Based on Elle: Make Goth Work For You – page 83-84
I admit it, I dabbled with the ‘Goth’ look back in my teens (oh such a vague and hazy memory). However it was more about covering up and fitting in than standing out. Now, as a woman in my twenties, Goth doesn’t rest so easily with me, in fact it’s a look I would actively avoid, apart from at Halloween. No one wants to look like they’re going to a costume party when as a matter of fact they’re going for lunch with the girls, which is why I can empathise with Elle’s choice of title for their piece on this oh so tricky look – it’s hard to make a statement look like “Goth” work for you.
Separately there have been many Goth inspired nuances in this A/W season’s fashion; studs, leather and lace to name but a few. But if you’re a layperson to the Goth look, it’s best not to jump in with both feet and wear all these details at once. In my opinion you need to keep it simple, stick to just one of these details at any one time. This is a style that can easily look masculine, so remember for every bit of leather or stud, try and balance it with something feminine. Make-up plays a huge part, sometimes it’s best to keep your face simple and girly and let the outfit do the talking. Going for Goth both on your face and with your outfit is a sure fire way to miss the target.
It’s purple, it’s leather, it’s lace, it’s feathered and above all, it’s studded. I have had a hard time finding studded items in charity shops. It is possibly the only look this season that hasn’t been replayed over and over again.
Lace is a little easier to find, and can be toughened up with that elusive studded detail.

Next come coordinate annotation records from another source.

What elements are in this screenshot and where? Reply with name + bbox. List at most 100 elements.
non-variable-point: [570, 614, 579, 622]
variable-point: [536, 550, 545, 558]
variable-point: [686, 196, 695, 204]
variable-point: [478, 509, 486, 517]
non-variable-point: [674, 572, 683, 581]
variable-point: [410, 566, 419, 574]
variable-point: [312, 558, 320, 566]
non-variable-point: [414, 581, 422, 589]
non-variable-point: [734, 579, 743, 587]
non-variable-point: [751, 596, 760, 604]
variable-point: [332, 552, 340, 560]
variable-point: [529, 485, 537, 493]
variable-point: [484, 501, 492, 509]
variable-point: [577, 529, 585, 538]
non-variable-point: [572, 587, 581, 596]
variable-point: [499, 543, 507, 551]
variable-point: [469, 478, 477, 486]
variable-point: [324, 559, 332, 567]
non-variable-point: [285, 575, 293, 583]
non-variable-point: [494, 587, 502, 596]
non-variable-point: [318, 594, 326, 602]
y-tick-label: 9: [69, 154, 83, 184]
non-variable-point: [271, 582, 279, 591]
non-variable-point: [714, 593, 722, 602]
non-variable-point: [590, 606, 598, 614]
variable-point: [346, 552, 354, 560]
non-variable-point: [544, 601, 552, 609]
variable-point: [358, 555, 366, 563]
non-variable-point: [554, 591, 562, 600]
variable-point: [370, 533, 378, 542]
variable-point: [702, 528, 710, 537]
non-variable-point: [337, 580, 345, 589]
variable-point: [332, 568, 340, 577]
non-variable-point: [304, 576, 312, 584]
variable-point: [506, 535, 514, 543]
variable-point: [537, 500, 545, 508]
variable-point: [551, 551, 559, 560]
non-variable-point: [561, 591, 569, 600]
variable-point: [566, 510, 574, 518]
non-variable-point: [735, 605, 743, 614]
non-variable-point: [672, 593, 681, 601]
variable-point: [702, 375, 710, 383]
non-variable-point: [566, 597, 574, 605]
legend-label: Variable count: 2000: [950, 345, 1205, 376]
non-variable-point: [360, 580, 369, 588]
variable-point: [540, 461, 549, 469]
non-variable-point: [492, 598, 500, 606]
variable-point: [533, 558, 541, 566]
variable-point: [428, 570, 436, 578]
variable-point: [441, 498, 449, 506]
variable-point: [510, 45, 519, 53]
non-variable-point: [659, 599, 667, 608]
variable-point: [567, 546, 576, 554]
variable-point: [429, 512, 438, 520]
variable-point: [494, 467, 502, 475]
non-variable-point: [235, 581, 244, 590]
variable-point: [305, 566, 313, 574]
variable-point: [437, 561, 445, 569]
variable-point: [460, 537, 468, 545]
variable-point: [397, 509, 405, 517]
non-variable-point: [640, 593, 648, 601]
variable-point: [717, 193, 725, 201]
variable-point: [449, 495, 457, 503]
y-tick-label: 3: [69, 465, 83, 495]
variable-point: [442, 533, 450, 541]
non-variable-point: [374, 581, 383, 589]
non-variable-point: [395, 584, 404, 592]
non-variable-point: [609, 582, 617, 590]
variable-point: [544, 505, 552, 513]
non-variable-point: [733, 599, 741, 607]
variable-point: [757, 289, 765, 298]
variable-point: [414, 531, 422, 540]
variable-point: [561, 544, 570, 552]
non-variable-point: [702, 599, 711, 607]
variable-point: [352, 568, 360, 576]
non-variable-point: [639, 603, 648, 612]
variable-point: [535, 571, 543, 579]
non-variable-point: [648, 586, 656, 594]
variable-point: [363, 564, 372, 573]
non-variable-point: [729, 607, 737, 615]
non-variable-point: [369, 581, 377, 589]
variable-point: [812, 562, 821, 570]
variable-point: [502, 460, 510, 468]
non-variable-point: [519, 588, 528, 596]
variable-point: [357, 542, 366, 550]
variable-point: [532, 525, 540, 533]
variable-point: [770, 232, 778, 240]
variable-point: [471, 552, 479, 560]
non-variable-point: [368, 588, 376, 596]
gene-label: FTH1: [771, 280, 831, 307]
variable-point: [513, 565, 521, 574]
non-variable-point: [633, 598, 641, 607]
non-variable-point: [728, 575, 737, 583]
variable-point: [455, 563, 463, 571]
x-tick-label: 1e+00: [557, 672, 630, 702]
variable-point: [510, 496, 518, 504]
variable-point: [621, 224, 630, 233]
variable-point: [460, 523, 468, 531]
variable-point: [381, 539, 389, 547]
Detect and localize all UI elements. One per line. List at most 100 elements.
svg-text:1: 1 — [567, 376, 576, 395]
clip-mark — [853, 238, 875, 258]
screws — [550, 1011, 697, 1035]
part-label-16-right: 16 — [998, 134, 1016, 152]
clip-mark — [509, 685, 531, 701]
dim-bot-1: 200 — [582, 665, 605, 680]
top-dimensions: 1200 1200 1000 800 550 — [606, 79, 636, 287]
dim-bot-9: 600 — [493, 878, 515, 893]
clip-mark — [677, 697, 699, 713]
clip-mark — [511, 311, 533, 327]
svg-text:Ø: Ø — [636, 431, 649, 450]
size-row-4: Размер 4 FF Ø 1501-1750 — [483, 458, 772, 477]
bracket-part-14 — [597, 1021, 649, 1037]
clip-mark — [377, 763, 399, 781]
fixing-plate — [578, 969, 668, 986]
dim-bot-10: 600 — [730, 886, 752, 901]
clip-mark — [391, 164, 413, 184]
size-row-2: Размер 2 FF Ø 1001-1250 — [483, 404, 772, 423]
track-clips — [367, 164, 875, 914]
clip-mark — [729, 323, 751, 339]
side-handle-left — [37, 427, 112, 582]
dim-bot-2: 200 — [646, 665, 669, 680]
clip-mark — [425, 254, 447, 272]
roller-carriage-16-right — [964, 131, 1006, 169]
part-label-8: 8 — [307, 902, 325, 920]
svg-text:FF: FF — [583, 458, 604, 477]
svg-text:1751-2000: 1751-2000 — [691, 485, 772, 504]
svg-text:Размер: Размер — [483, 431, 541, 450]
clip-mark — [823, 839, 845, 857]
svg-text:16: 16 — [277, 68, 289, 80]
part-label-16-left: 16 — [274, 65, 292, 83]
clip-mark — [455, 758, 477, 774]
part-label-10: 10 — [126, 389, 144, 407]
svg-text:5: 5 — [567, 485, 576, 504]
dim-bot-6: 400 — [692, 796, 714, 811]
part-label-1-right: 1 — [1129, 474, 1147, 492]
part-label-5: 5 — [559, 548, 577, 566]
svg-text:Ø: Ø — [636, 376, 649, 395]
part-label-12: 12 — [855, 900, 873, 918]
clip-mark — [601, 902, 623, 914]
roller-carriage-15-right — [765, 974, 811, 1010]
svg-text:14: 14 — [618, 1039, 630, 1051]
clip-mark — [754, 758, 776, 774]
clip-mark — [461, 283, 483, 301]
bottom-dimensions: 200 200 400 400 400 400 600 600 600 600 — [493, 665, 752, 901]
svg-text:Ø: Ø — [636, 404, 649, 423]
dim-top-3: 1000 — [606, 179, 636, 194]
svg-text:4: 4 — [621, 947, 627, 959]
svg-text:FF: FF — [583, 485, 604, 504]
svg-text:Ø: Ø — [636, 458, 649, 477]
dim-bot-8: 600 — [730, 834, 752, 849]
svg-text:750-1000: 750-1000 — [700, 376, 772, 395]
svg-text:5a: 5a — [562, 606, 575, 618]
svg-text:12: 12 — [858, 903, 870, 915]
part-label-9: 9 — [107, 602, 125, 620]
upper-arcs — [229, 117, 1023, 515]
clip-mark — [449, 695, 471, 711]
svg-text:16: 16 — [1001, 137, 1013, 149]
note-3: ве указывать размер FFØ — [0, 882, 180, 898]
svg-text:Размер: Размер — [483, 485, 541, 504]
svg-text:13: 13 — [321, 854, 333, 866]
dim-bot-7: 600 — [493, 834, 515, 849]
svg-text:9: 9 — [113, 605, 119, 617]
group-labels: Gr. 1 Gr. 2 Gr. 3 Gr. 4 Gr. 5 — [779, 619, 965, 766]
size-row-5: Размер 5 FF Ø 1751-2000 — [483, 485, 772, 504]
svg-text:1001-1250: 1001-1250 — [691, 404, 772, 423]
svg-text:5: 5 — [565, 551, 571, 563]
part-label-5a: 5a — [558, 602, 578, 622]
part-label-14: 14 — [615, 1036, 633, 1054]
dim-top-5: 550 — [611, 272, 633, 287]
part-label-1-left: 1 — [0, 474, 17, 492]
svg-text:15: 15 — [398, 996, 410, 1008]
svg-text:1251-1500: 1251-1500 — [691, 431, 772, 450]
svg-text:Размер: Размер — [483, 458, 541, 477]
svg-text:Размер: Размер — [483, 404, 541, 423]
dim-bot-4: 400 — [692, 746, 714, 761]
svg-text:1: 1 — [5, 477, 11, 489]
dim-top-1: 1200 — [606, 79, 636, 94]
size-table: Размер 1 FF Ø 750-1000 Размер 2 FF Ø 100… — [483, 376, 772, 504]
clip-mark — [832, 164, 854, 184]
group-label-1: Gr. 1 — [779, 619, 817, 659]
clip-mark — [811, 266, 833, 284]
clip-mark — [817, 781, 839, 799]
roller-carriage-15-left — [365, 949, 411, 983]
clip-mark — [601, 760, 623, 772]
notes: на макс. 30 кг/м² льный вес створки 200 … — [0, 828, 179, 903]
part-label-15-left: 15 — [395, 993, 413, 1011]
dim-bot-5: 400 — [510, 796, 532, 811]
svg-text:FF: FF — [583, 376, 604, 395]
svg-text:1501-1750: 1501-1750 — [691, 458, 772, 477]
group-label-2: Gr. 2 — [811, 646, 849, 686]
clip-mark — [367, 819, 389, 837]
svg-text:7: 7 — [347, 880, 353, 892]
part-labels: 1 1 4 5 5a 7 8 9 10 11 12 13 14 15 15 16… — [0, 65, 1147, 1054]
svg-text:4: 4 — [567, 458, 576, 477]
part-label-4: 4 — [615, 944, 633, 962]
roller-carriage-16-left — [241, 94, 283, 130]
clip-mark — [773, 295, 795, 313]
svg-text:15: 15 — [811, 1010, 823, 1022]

This Topshop lace dress is perfect for this trend, pale grey detailing isn’t as heavy as black, therefore this item could be worn as easily through the day as in the night. You could throw this on with a leather jacket and some tough ankle boots and that’s the Goth look nailed in one fell swoop.
Black velvet and lace, you can’t get much more Goth than that! This dress could be worn with light make up around the eyes and what my friend Lesley would call “a statement lip” and possibly a pair of shoes like these:
Now for my final item, purple is a great colour for the Goth look, very regal but also very flattering on most skin types. This cape style Hobbs cardigan nails the colour and the Goth style:
This would have to be styled very strategically, I would recommend very tight trousers to compensate for the long floaty fabric, possibly black skinny jeans, definitely heels. I think a light dusky pink floaty top underneath would lighten the mood of this garment, without detracting from the Goth style.